In the aftermath of the attacks, I have thought a lot about what this attack reveals about the differences between Canada and the United States. Firstly, our Parliament, unlike the U.S. Capitol, is so open that its main doors (through which the attacker entered) do not have metal detectors. Its front lawn, on a beautiful sunny day, is filled with picnic-goers, Frisbee-throwers, and even yoga practitioners. Although we have seen political violence in our nation’s history before, most notably during the October Crisis of 1970, Canadians viewed this attack as a strike against that very openness of our political institutions and the freedoms we enjoy.


However, we Canadians were more shocked that this kind of gun violence could happen in our country. Mass shootings and lone wolf terrorists are things we associate with the United States. To give you some perspective, the city of Ottawa has a population of 885,000. The murder of the soldier at the National War Memorial was just the city’s fifth homicide of the year. Indianapolis, Ind., with a comparable population of approximately 840,000, has already seen 115 murders this year. In 2007, the rate of death by firearm in Canada was 0.51 per 100,000 residents. In that same year, the American rate of death by firearm was six times higher, at 2.91 per 100,000.


While guns and gun control are a politically charged topic, especially in big cities like Toronto, we do not have a constitutional right to bear arms, nor a potent gun lobby like the NRA. I think the relationship between our low violent crime rate and our robust and sensible gun laws is more than a coincidence but as a student of political science, I am also aware that the differences between the gun laws of our two countries are a matter of deeply rooted political culture. We never had a revolution to throw off our colonial masters. We never had a need to keep guns in our house because we were afraid of tyranny. And we never had the kind of mistrust and skepticism in government that you Americans do.


Finally, I would be remiss to finish this op-ed without addressing the difference in the way our and your media networks covered the attacks last week. In the aftermath of the attack, the Canadian Broadcasting Corporation (CBC) provided calm, fact-based, and reliable reporting, led by the most familiar journalistic face in Canada, Peter Mansbridge. The American channels, especially in cable news, sensationalized the attack with their shouting anchormen, flashy breaking news banners, and the plopping of the Anderson Cooper news team in downtown Ottawa hours after the shooting.

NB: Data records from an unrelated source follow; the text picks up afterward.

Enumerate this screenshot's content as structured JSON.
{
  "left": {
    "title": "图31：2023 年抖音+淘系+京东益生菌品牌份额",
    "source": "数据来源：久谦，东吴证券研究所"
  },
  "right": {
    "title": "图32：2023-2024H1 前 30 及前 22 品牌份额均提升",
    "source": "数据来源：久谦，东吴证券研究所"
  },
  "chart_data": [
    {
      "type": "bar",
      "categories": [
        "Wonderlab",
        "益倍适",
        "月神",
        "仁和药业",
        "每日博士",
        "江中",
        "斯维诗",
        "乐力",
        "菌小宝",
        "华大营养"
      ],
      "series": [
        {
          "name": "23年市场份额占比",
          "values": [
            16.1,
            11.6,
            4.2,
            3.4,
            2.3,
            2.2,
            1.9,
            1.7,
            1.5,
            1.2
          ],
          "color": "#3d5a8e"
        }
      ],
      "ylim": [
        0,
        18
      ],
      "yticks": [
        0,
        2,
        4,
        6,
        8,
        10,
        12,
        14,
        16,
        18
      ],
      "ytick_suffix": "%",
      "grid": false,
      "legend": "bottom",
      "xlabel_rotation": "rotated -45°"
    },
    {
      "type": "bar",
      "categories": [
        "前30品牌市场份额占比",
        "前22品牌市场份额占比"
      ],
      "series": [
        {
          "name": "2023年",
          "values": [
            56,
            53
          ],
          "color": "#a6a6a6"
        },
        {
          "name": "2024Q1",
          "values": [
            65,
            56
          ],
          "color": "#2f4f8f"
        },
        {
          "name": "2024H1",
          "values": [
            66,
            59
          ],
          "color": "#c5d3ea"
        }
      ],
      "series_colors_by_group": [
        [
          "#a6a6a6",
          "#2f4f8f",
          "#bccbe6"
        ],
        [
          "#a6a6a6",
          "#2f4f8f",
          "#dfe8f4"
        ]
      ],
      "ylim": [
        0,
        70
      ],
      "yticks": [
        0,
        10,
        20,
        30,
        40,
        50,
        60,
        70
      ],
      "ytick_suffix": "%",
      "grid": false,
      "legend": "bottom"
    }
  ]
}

As Canadians, we are proud that good journalism still prevails in Canada and that quality of journalism was especially on display during the crisis on our publically-funded national network.


Perhaps we were too naïve as Canadians to think that this kind of thing would never happen in our country. After all, we are a staunch ally of the United States and usually stand side-by-side with you in major foreign policy decisions. We were with you in Afghanistan for more than 10 years before ending our combat mission in 2011. Our current government is a stronger supporter of the U.S.-led operations against ISIS. We have had close calls before with terrorist plots and given what has happened in Madrid, London, and Oslo in the last decade, we were maybe overdue for something like this.


No doubt, the attack on Parliament has changed Canada in many ways. As the country heals from this national tragedy, we will have to have a conversation about the balance between our freedom and our security, the state of Canadian multiculturalism, and even issues of mental health. I hope that we will find a Canadian answer to the tough questions, one that allows us to remain, as our national anthem says, “the true north strong and free.”